Each person’s metabolism is different; and for further insight into why food is affecting each person differently, we need data from their gut, which only becomes accessible when they visit the bathroom. When analysing the contents in the toilet bowl though, how do we know who it belongs to? Researchers at Stanford University have made a smart toilet that analyses the contents and recognises the visitor by their butthole.

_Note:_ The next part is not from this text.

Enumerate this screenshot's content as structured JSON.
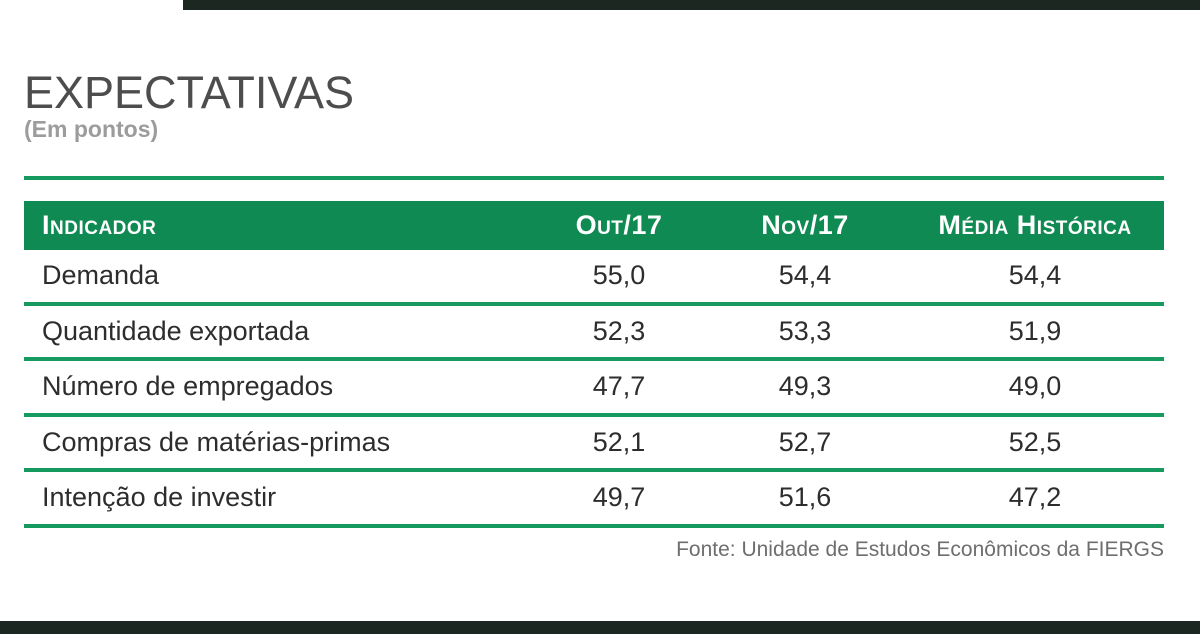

The device could be particularly appealing to individuals who are genetically predisposed to certain conditions, such as irritable bowel syndrome, prostate cancer or kidney failure, and want to keep on top of their health. − Sanjiv Gambhir, MD PhD
By tracking the food’s physiological effects on our gut, this can serve as a means of definitively detecting meaningful contamination of food. Think about all the the food inspectors within processing plants, surrounded by people who are pressuring them to rubber-stamp whatever they see. We can release our physiological data to trusted, open-source algorithms (not humans) to crunch the numbers and detect for instance that the meat from some particular plant was spoiled; and that there might’ve been DNA from unexpected animals present.
We might also like to imagine sharing our food-purchasing behaviour with an open-source system that predicts consumption trends. If such a system can predict what we’ll wish to eat on a particular day, we can feed data to restaurants for instance, telling them the predicted population who might be visiting; breaking down which ingredients they might like, as well as any of their dietary restrictions. The restaurant could minimise wastage and could ultimately prepare food that customers appreciate.
Will there be enough demand today for extra, petrol-powered restaurants?
There’s no way each restaurant could build such a system on its own − an open-source system created by the people would be a system that’s better than what private industry could achieve. It’s better than what current governments can achieve too − when they get involved in feeding people in prisons or schools, corruption is inevitable.
Like the other aspects of Nationality As A Service, these nutrition-analysis capabilities require opting in; and they rely on open-source systems, to achieve the gold standard of trust. We can create a civilisation where we’re healthier and more capable; where our pets are healthier; and where corporations are kept honest along the way.